Packard designers: the Coming and Going of

Posted by Dave Brownell On 2014/10/14 9:45:10
This weekend's New York Times had a fascinating article about one of my favorite concept cars of the 1950s, the Lincoln Futura. Unfortunately, after years of neglect, this beautiful car morphed into the movie Batmobile.

After some staring at the one photo in the article, I started to notice some familiar Packard influences, especially the deeply hooded headlights and the "punctured" tailfins. Then I noticed that the designer credited was Bill Schmidt. I am assuming that it was "our" Bill Schmidt who worked with Richard Teague at Packard, later Studebaker-Packard. I became even more intrigued when another article mentioned that Bill Schmidt was also a close personal friend of Bill Mitchell, the GM designer. These two Bills were fishing buddies and both apparently used their inspiration of deep sea sharks in their individual automotive design work, most notibly Mitchell's famous Mako Shark Corvette.

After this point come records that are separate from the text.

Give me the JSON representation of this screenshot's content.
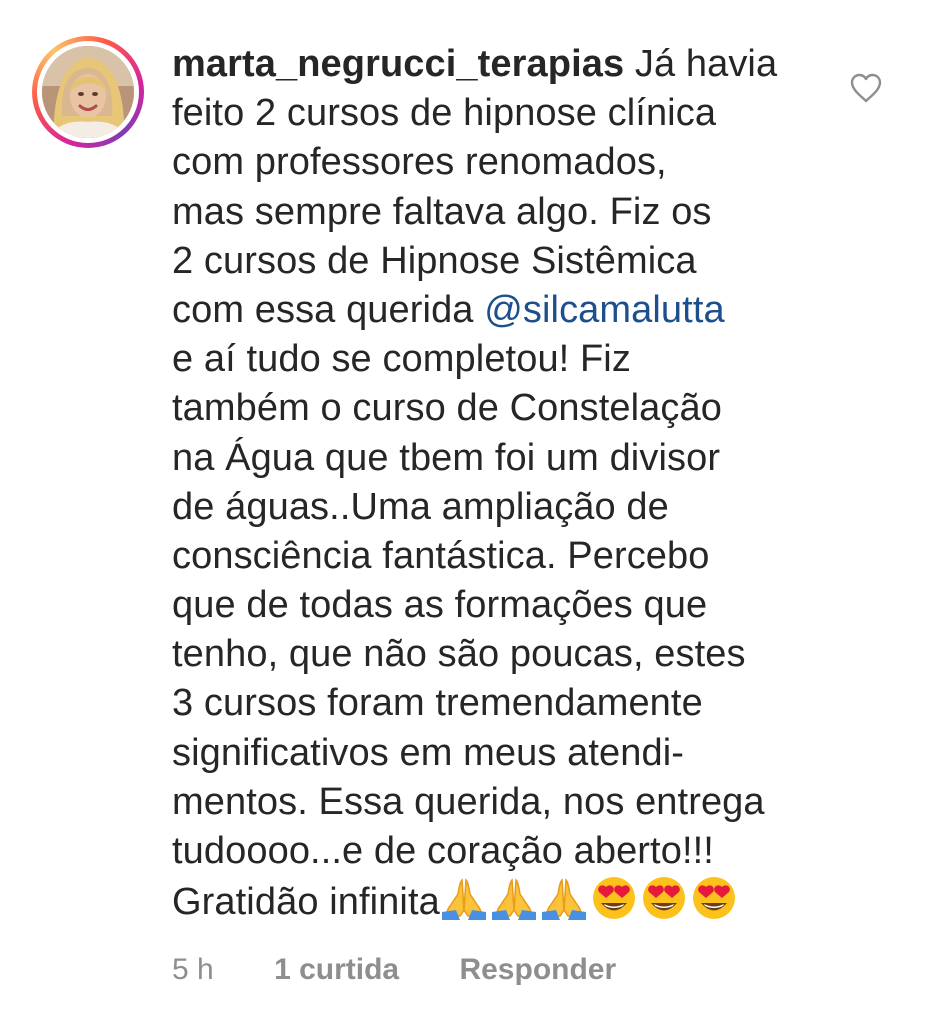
{
  "comment": {
    "username": "marta_negrucci_terapias",
    "lines": [
      " Já havia",
      "feito 2 cursos de hipnose clínica",
      "com professores renomados,",
      "mas sempre faltava algo. Fiz os",
      "2 cursos de Hipnose Sistêmica",
      "com essa querida ",
      "e aí tudo se  completou! Fiz",
      "também o curso de Constelação",
      "na Água que tbem foi um divisor",
      "de águas..Uma ampliação de",
      "consciência fantástica. Percebo",
      "que de todas as formações que",
      "tenho, que não são poucas, estes",
      "3 cursos foram tremendamente",
      "significativos em meus atendi-",
      "mentos. Essa querida, nos entrega",
      "tudoooo...e de coração aberto!!!",
      "Gratidão infinita"
    ],
    "mention": "@silcamalutta",
    "emojis": [
      "folded-hands",
      "folded-hands",
      "folded-hands",
      "heart-eyes-face",
      "heart-eyes-face",
      "heart-eyes-face"
    ]
  },
  "meta": {
    "time": "5 h",
    "likes": "1 curtida",
    "reply": "Responder"
  },
  "icons": {
    "like": "heart-outline-icon"
  },
  "colors": {
    "text": "#262626",
    "mention": "#1d4f8c",
    "meta": "#8e8e8e"
  }
}
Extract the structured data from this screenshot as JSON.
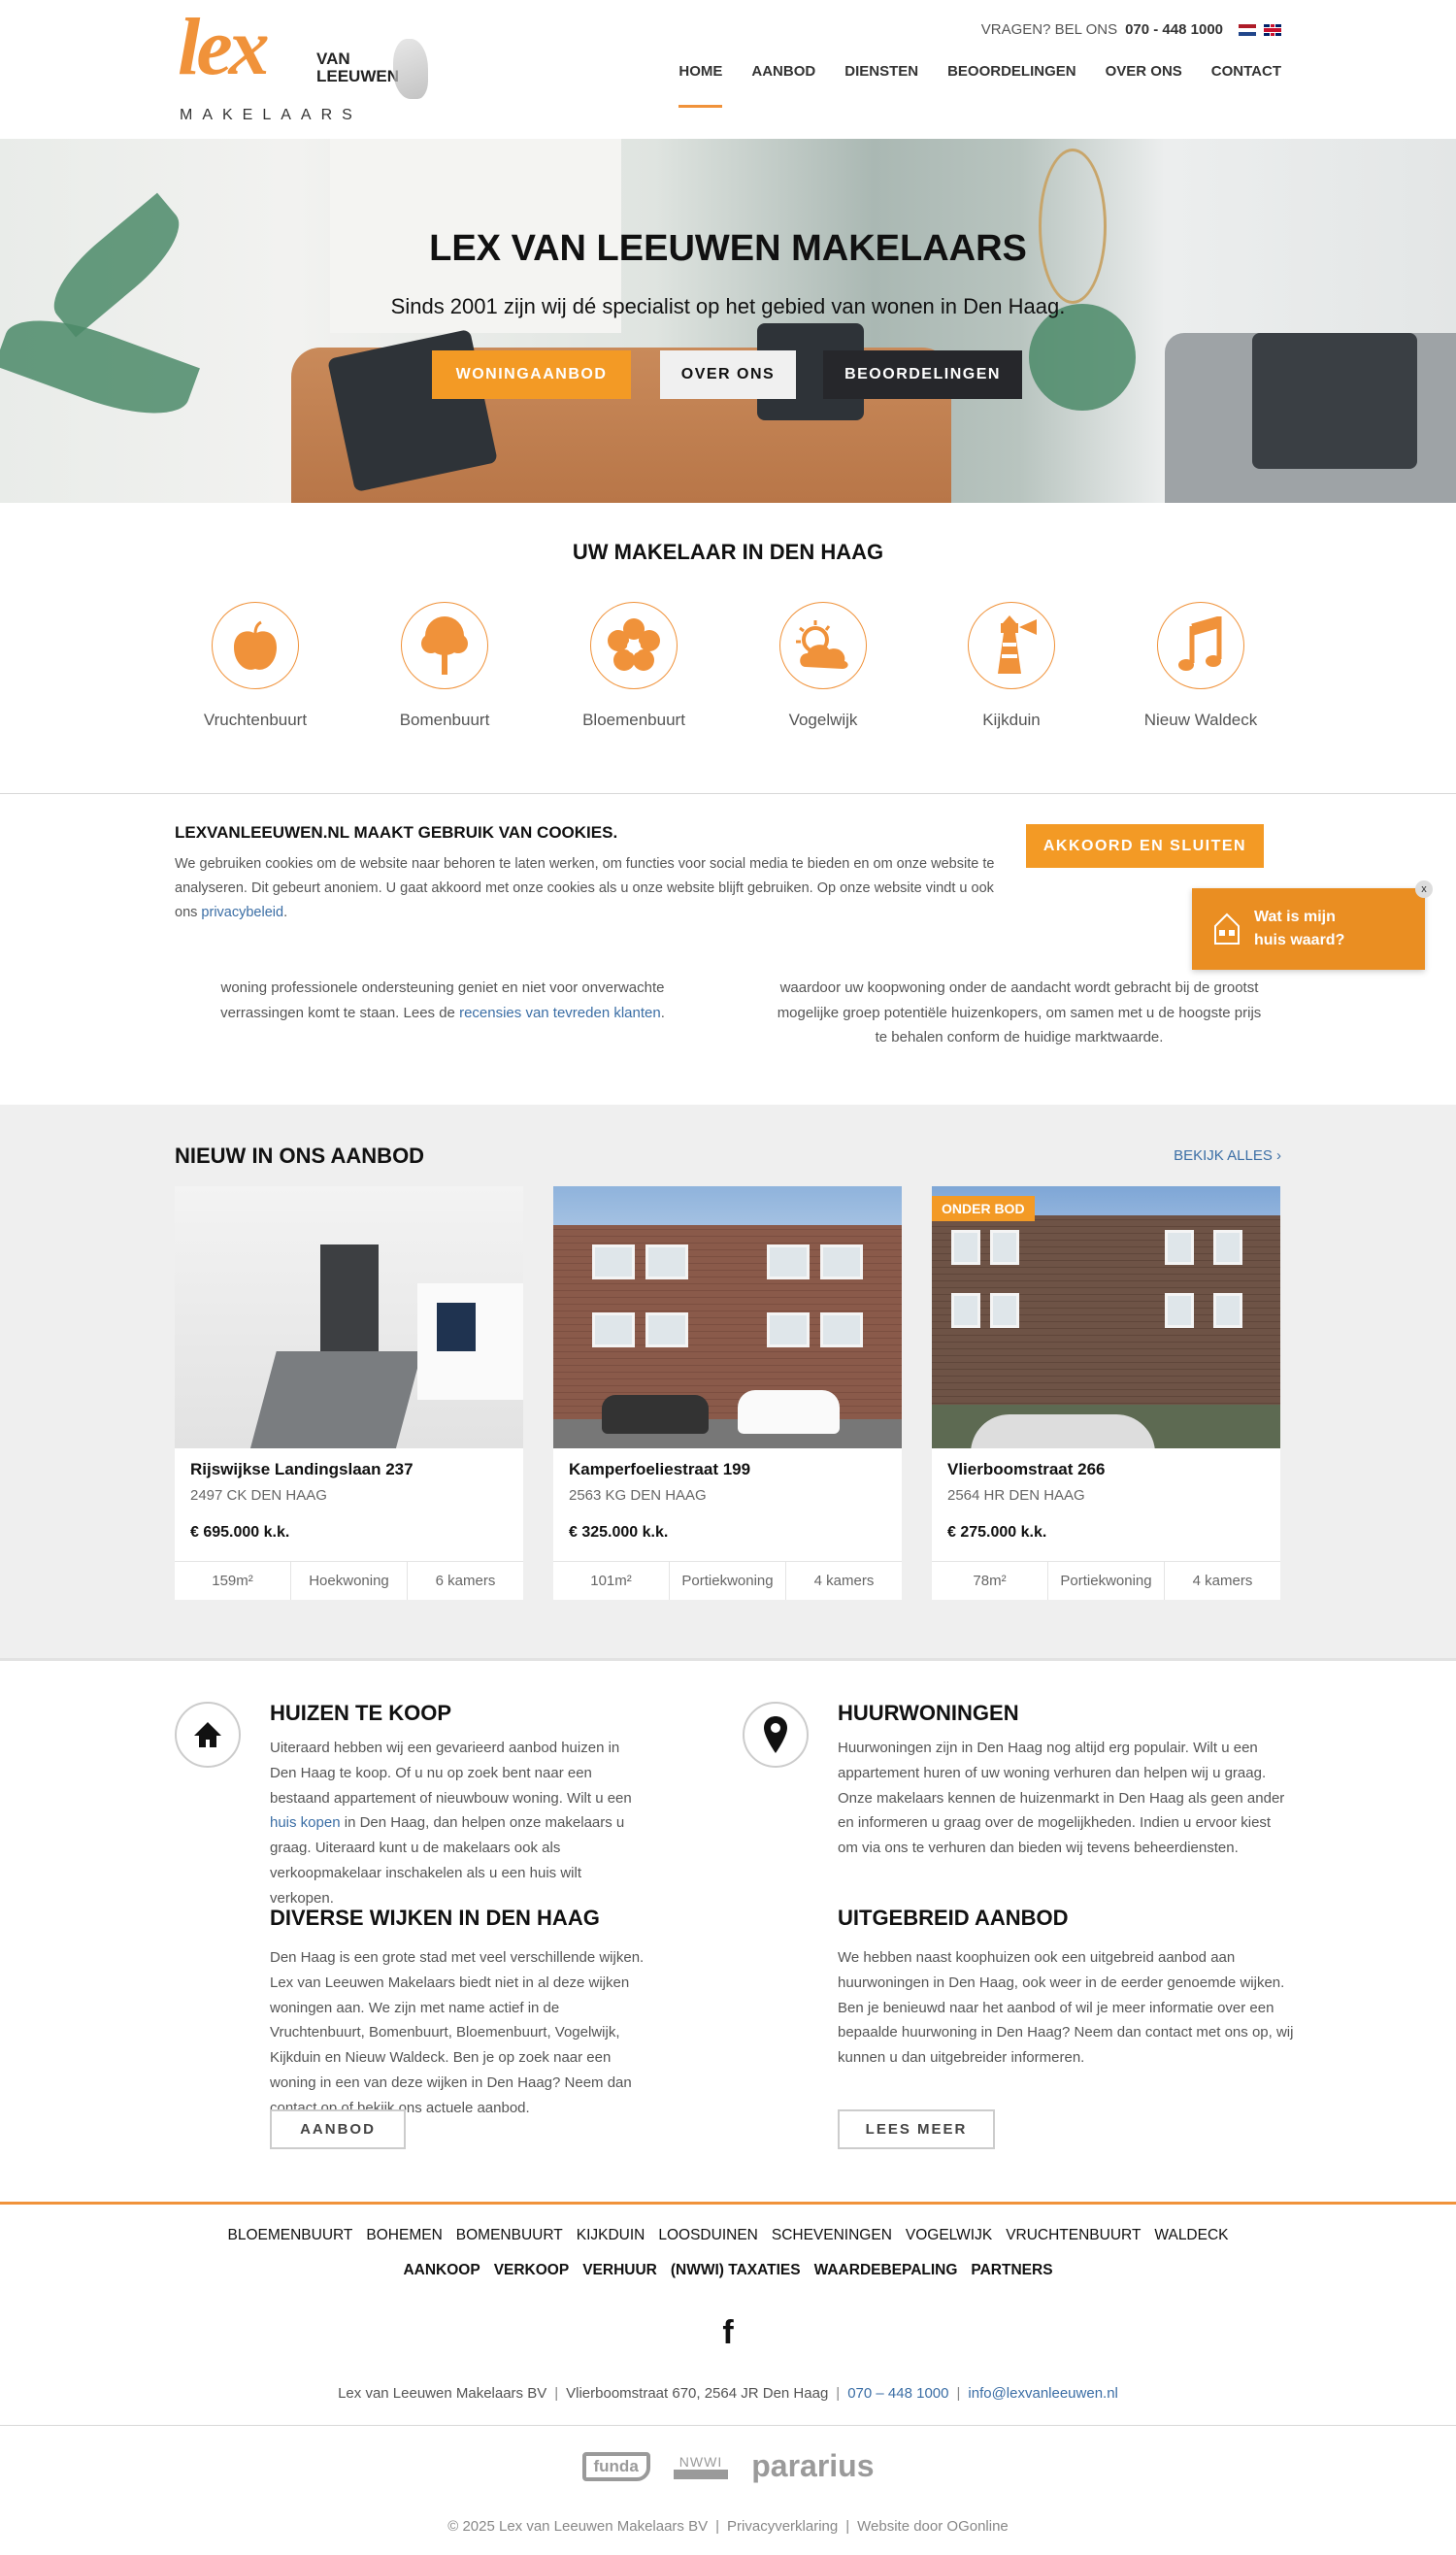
{
  "brand": {
    "logo_text": "Lex van Leeuwen Makelaars",
    "accent": "#f0923a",
    "button_orange": "#f39a25",
    "link_color": "#3b6ea5"
  },
  "header": {
    "contact_prefix": "VRAGEN? BEL ONS",
    "phone": "070 - 448 1000",
    "languages": [
      "nl-flag-icon",
      "en-flag-icon"
    ],
    "nav": [
      {
        "label": "HOME",
        "active": true
      },
      {
        "label": "AANBOD"
      },
      {
        "label": "DIENSTEN"
      },
      {
        "label": "BEOORDELINGEN"
      },
      {
        "label": "OVER ONS"
      },
      {
        "label": "CONTACT"
      }
    ]
  },
  "hero": {
    "title": "LEX VAN LEEUWEN MAKELAARS",
    "subtitle": "Sinds 2001 zijn wij dé specialist op het gebied van wonen in Den Haag.",
    "buttons": [
      "WONINGAANBOD",
      "OVER ONS",
      "BEOORDELINGEN"
    ]
  },
  "wijken": {
    "title": "UW MAKELAAR IN DEN HAAG",
    "items": [
      {
        "label": "Vruchtenbuurt",
        "icon": "apple-icon"
      },
      {
        "label": "Bomenbuurt",
        "icon": "tree-icon"
      },
      {
        "label": "Bloemenbuurt",
        "icon": "flower-icon"
      },
      {
        "label": "Vogelwijk",
        "icon": "sun-cloud-icon"
      },
      {
        "label": "Kijkduin",
        "icon": "lighthouse-icon"
      },
      {
        "label": "Nieuw Waldeck",
        "icon": "music-note-icon"
      }
    ]
  },
  "cookie": {
    "title": "LEXVANLEEUWEN.NL MAAKT GEBRUIK VAN COOKIES.",
    "text": "We gebruiken cookies om de website naar behoren te laten werken, om functies voor social media te bieden en om onze website te analyseren. Dit gebeurt anoniem. U gaat akkoord met onze cookies als u onze website blijft gebruiken. Op onze website vindt u ook ons ",
    "link": "privacybeleid",
    "after_link": ".",
    "button": "AKKOORD EN SLUITEN"
  },
  "widget": {
    "text": "Wat is mijn huis waard?",
    "close": "x"
  },
  "intro": {
    "left_lines": [
      "woning professionele ondersteuning geniet en niet voor onverwachte",
      "verrassingen komt te staan. Lees de "
    ],
    "left_link": "recensies van tevreden klanten",
    "left_after": ".",
    "right_lines": [
      "waardoor uw koopwoning onder de aandacht wordt gebracht bij de grootst",
      "mogelijke groep potentiële huizenkopers, om samen met u de hoogste prijs",
      "te behalen conform de huidige marktwaarde."
    ]
  },
  "aanbod": {
    "title": "NIEUW IN ONS AANBOD",
    "view_all": "BEKIJK ALLES ›",
    "listings": [
      {
        "street": "Rijswijkse Landingslaan 237",
        "city": "2497 CK DEN HAAG",
        "price": "€ 695.000 k.k.",
        "area": "159m²",
        "type": "Hoekwoning",
        "rooms": "6 kamers",
        "badge": ""
      },
      {
        "street": "Kamperfoeliestraat 199",
        "city": "2563 KG DEN HAAG",
        "price": "€ 325.000 k.k.",
        "area": "101m²",
        "type": "Portiekwoning",
        "rooms": "4 kamers",
        "badge": ""
      },
      {
        "street": "Vlierboomstraat 266",
        "city": "2564 HR DEN HAAG",
        "price": "€ 275.000 k.k.",
        "area": "78m²",
        "type": "Portiekwoning",
        "rooms": "4 kamers",
        "badge": "ONDER BOD"
      }
    ]
  },
  "info": {
    "koop": {
      "title": "HUIZEN TE KOOP",
      "text_before": "Uiteraard hebben wij een gevarieerd aanbod huizen in Den Haag te koop. Of u nu op zoek bent naar een bestaand appartement of nieuwbouw woning. Wilt u een ",
      "link": "huis kopen",
      "text_after": " in Den Haag, dan helpen onze makelaars u graag. Uiteraard kunt u de makelaars ook als verkoopmakelaar inschakelen als u een huis wilt verkopen."
    },
    "wijken": {
      "title": "DIVERSE WIJKEN IN DEN HAAG",
      "text": "Den Haag is een grote stad met veel verschillende wijken. Lex van Leeuwen Makelaars biedt niet in al deze wijken woningen aan. We zijn met name actief in de Vruchtenbuurt, Bomenbuurt, Bloemenbuurt, Vogelwijk, Kijkduin en Nieuw Waldeck. Ben je op zoek naar een woning in een van deze wijken in Den Haag? Neem dan contact op of bekijk ons actuele aanbod.",
      "button": "AANBOD"
    },
    "huur": {
      "title": "HUURWONINGEN",
      "text": "Huurwoningen zijn in Den Haag nog altijd erg populair. Wilt u een appartement huren of uw woning verhuren dan helpen wij u graag. Onze makelaars kennen de huizenmarkt in Den Haag als geen ander en informeren u graag over de mogelijkheden. Indien u ervoor kiest om via ons te verhuren dan bieden wij tevens beheerdiensten."
    },
    "uitgebreid": {
      "title": "UITGEBREID AANBOD",
      "text": "We hebben naast koophuizen ook een uitgebreid aanbod aan huurwoningen in Den Haag, ook weer in de eerder genoemde wijken. Ben je benieuwd naar het aanbod of wil je meer informatie over een bepaalde huurwoning in Den Haag? Neem dan contact met ons op, wij kunnen u dan uitgebreider informeren.",
      "button": "LEES MEER"
    }
  },
  "footer": {
    "wijk_links": [
      "BLOEMENBUURT",
      "BOHEMEN",
      "BOMENBUURT",
      "KIJKDUIN",
      "LOOSDUINEN",
      "SCHEVENINGEN",
      "VOGELWIJK",
      "VRUCHTENBUURT",
      "WALDECK"
    ],
    "service_links": [
      "AANKOOP",
      "VERKOOP",
      "VERHUUR",
      "(NWWI) TAXATIES",
      "WAARDEBEPALING",
      "PARTNERS"
    ],
    "social": "facebook-icon",
    "company": "Lex van Leeuwen Makelaars BV",
    "address": "Vlierboomstraat 670, 2564 JR Den Haag",
    "phone": "070 – 448 1000",
    "email": "info@lexvanleeuwen.nl",
    "partner_logos": [
      "funda",
      "NWWI",
      "pararius"
    ],
    "copyright": "© 2025 Lex van Leeuwen Makelaars BV",
    "privacy": "Privacyverklaring",
    "credit": "Website door OGonline"
  }
}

Another article credited both former Packard designers, John Reinhart and Bill Schmidt with the beautiful Continental Mark II (1956-7). I could not find a timeline for Schmidt's tenure at Packard (both before and after at FoMoCo?), but it did shed some interesting light on how collaborative and fluid the Detroit design community was in the Fifties. Today's industrial secrecy would not permit such friendships or corporate movements. Other than the Kimes-edited book, there's little mention of Schmidt's time at Packard. By all accounts, he was a well-liked and talented guy.